A l'époque ça s'appelait un crime passionnel. Aujourd'hui on parle de féminicide, ça c'est une nouveauté. Mais même si les mots ont changé, finalement, certains à priori restent et le sexisme perdure. Anne-Sophie Jahn
Je pense que j'avais toujours été féministe mais je n'avais pas compris qu'en tant que femme j'étais plus vulnérable qu'un journaliste homme. Même en tant que journaliste on ne travaille plus de la même manière sur ses affaires. A l'époque ça s'appelait un crime passionnel.

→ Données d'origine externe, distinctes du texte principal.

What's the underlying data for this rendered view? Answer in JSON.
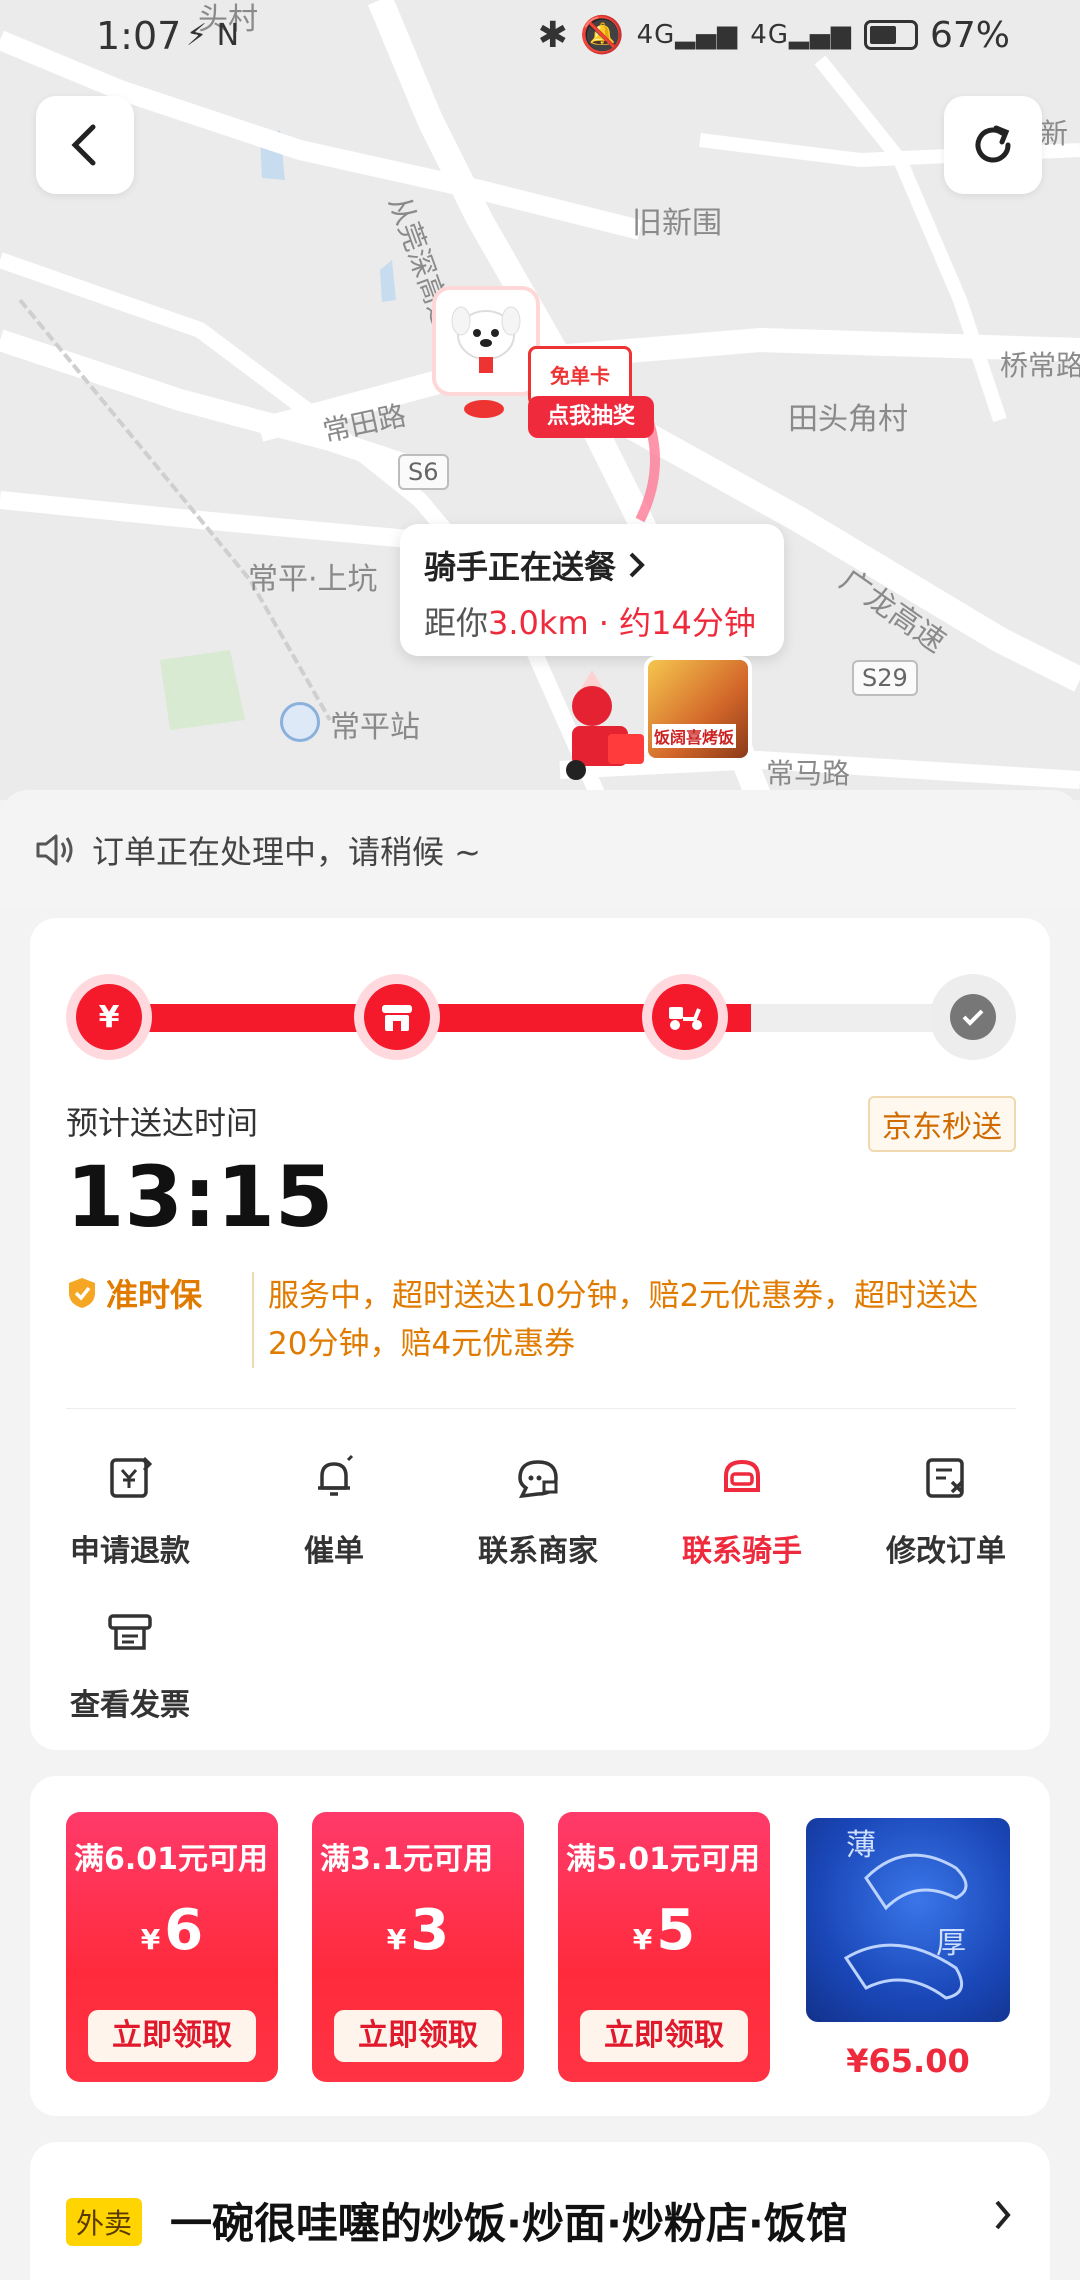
{
  "status_bar": {
    "time": "1:07",
    "left_icons": "⚡ N",
    "net1": "4G",
    "net2": "4G",
    "battery": "67%"
  },
  "map": {
    "labels": [
      "头村",
      "旧新围",
      "从莞深高速",
      "常田路",
      "桥常路",
      "田头角村",
      "常平·上坑",
      "广龙高速",
      "常平站",
      "常马路",
      "新"
    ],
    "road_tags": [
      "S6",
      "S29"
    ],
    "free_card_badge": "免单卡",
    "lottery_badge": "点我抽奖",
    "food_thumb_text": "饭阔喜烤饭",
    "popup": {
      "title": "骑手正在送餐",
      "distance_prefix": "距你",
      "distance_value": "3.0km · 约14分钟"
    }
  },
  "notice": {
    "text": "订单正在处理中，请稍候 ~"
  },
  "order": {
    "progress_fraction": 0.75,
    "eta_label": "预计送达时间",
    "eta_time": "13:15",
    "express_tag": "京东秒送",
    "ontime_title": "准时保",
    "ontime_desc": "服务中，超时送达10分钟，赔2元优惠券，超时送达20分钟，赔4元优惠券",
    "actions": [
      {
        "label": "申请退款",
        "icon": "refund-icon"
      },
      {
        "label": "催单",
        "icon": "bell-icon"
      },
      {
        "label": "联系商家",
        "icon": "chat-icon"
      },
      {
        "label": "联系骑手",
        "icon": "rider-icon",
        "active": true
      },
      {
        "label": "修改订单",
        "icon": "edit-order-icon"
      },
      {
        "label": "查看发票",
        "icon": "invoice-icon"
      }
    ]
  },
  "coupons": [
    {
      "condition": "满6.01元可用",
      "currency": "¥",
      "amount": "6",
      "button": "立即领取"
    },
    {
      "condition": "满3.1元可用",
      "currency": "¥",
      "amount": "3",
      "button": "立即领取"
    },
    {
      "condition": "满5.01元可用",
      "currency": "¥",
      "amount": "5",
      "button": "立即领取"
    }
  ],
  "product": {
    "price": "¥65.00",
    "img_text_top": "薄",
    "img_text_bottom": "厚"
  },
  "shop": {
    "tag": "外卖",
    "name": "一碗很哇噻的炒饭·炒面·炒粉店·饭馆"
  },
  "colors": {
    "accent": "#ef2a3c",
    "orange": "#e07b00",
    "track": "#eeeeee"
  }
}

Aujourd'hui on parle de féminicide, ça c'est une nouveauté. Mais même si les mots ont changé, finalement, certains à priori restent et le sexisme perdure. On voit avec l'émergence des mouvements masculinistes, c'est encore un sujet complètement d'aujourd'hui. Un sujet qui concerne surtout aussi les jeunes. Je ne sais pas si vous avez vu la série Adolescence, ça raconte exactement la même chose.
Donc l'affaire Cantat, c'est un petit peu notre baromètre, nous en tant que société, où on en est vis-à-vis de ces questions. Et malheureusement, ce n'est pas encore gagné.
"Bertrand Cantat, c'est l'homme qui dort quand ces femmes meurent", c'est Maitre Kiejman qui dit cette phrase pour commenter le suicide de Kristina Rady...
Quelle phrase terrible et juste. Et en effet, Kristina Rady va être retrouvée morte dans des circonstances très troubles. On a des témoins qui nous racontent vraiment l'histoire de cette femme jusqu'à sa mort, avec des éléments assez concrets sur ce qui s'est passé juste avant.
Ce qui est très intéressant, c'est que Kristina Rady, elle a été complètement oubliée dans l'histoire. Et de la même manière que Marie Trintignant, elle était aussi une femme solaire. C'est-à-dire qu'il y a beaucoup de similitudes entre ces deux femmes. Je pense que c'est aussi une des caractéristiques du pervers narcissique. C'est qu'il ne s'attaque pas à des petites victimes, des femmes qui sont faibles, etc. Non. Ce sont des femmes fortes, indépendantes, les deux, belles, qui ont des carrières, qui ne sont pas du tout des petites choses fragiles et qui, malgré tout, se retrouvent prises dans un engrenage extrêmement dangereux, qui peut être fatal pour certaines.
On entend un témoignage où elle dit à un moment, elle subit les violences de Bertrand Cantat, violences psychologiques et violences physiques. Et elle dit je sens qu'il va m'arriver la même chose qu'à Vilnius. Elle le dit, elle fait le rapprochement.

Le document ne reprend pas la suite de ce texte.